Souza Tatiana A C B, Trindade Daniel M, Tonoli Celisa C C, Santos Camila R, Ward Richard J, Arni Raghuvir K, Oliveira Arthur H C, Murakami Mário T
Laboratório Nacional de Biociências, Laboratório Nacional de Luz Síncrotron, Centro Nacional de Pesquisa em Energia e Materiais, Campinas, SP, Brazil.
Mol Biosyst. 2011 Jul;7(7):2189-95. doi: 10.1039/c0mb00307g. Epub 2011 Apr 28.
Nucleoside diphosphate kinases play a crucial role in the purine-salvage pathway of trypanosomatid protozoa and have been found in the secretome of Leishmania sp., suggesting a function related to host-cell integrity for the benefit of the parasite. Due to their importance for housekeeping functions in the parasite and by prolonging the life of host cells in infection, they become an attractive target for drug discovery and design. In this work, we describe the first structural characterization of nucleoside diphosphate kinases b from trypanosomatid parasites (tNDKbs) providing insights into their oligomerization, stability and structural determinants for nucleotide binding. Crystallographic studies of LmNDKb when complexed with phosphate, AMP and ADP showed that the crucial hydrogen-bonding residues involved in the nucleotide interaction are fully conserved in tNDKbs.

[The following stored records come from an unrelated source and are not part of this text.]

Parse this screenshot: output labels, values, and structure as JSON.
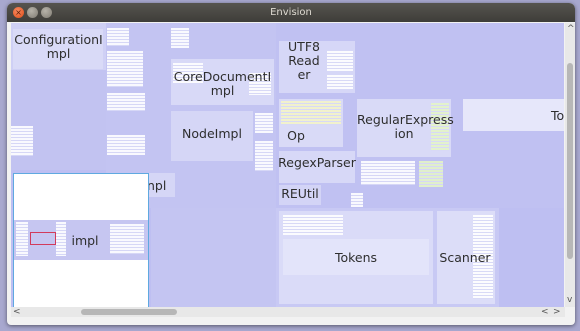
{
  "window": {
    "title": "Envision"
  },
  "controls": {
    "close": "×"
  },
  "treemap": {
    "labels": {
      "configurationimpl": "ConfigurationI\nmpl",
      "coredocumentimpl": "CoreDocumentI\nmpl",
      "nodeimpl": "NodeImpl",
      "utf8reader": "UTF8\nRead\ner",
      "op": "Op",
      "regularexpression": "RegularExpress\nion",
      "regexparser": "RegexParser",
      "reutil": "REUtil",
      "tokens": "Tokens",
      "scanner": "Scanner",
      "to_partial": "To",
      "impl_partial": "npl",
      "minimap_impl": "impl"
    }
  },
  "scrollbars": {
    "up": "^",
    "down": "v",
    "left": "<",
    "right": ">"
  }
}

Depending on the nature of the ligand, the nucleotide-binding pocket undergoes conformational changes, which leads to different cavity volumes. SAXS experiments showed that tNDKbs, like other eukaryotic NDKs, form a hexamer in solution and their oligomeric state does not rely on the presence of nucleotides or mimetics. Fluorescence-based thermal-shift assays demonstrated slightly higher stability of tNDKbs compared to human NDKb (HsNDKb), which is in agreement with the fact that tNDKbs are secreted and subjected to variations of temperature in the host cells during infection and disease development. Moreover, tNDKbs were stabilized upon nucleotide binding, whereas HsNDKb was not influenced. Contrasts on the surface electrostatic potential around the nucleotide-binding pocket might be a determinant for nucleotide affinity and protein stability differentiation. All these together demonstrated the molecular adaptation of parasite NDKbs in order to exert their biological functions intra-parasite and when secreted by regulating ATP levels of host cells.
核苷二磷酸激酶在锥虫原生动物的嘌呤补救途径中发挥着关键作用,并且已在利什曼原虫属的分泌组中被发现,这表明其具有与宿主细胞完整性相关的功能,对寄生虫有益。由于它们对寄生虫的看家功能很重要,并且通过延长感染中宿主细胞的寿命,它们成为药物发现和设计的一个有吸引力的靶点。在这项工作中,我们描述了来自锥虫寄生虫的核苷二磷酸激酶b(tNDKbs)的首次结构表征,为其寡聚化、稳定性和核苷酸结合的结构决定因素提供了见解。当与磷酸盐、AMP和ADP复合时,LmNDKb的晶体学研究表明,参与核苷酸相互作用的关键氢键残基在tNDKbs中完全保守。根据配体的性质,核苷酸结合口袋会发生构象变化,这会导致不同的腔体积。小角X射线散射实验表明,tNDKbs与其他真核生物的NDKs一样,在溶液中形成六聚体,并且它们的寡聚状态不依赖于核苷酸或模拟物的存在。基于荧光的热位移分析表明,与人类NDKb(HsNDKb)相比,tNDKbs的稳定性略高,这与tNDKbs在感染和疾病发展过程中分泌并在宿主细胞中经历温度变化这一事实相符。此外,tNDKbs在核苷酸结合时会稳定下来,而HsNDKb则不受影响。核苷酸结合口袋周围表面静电势的差异可能是核苷酸亲和力和蛋白质稳定性差异的一个决定因素。所有这些共同证明了寄生虫NDKbs的分子适应性,以便在寄生虫体内发挥其生物学功能,并在分泌时通过调节宿主细胞的ATP水平来发挥作用。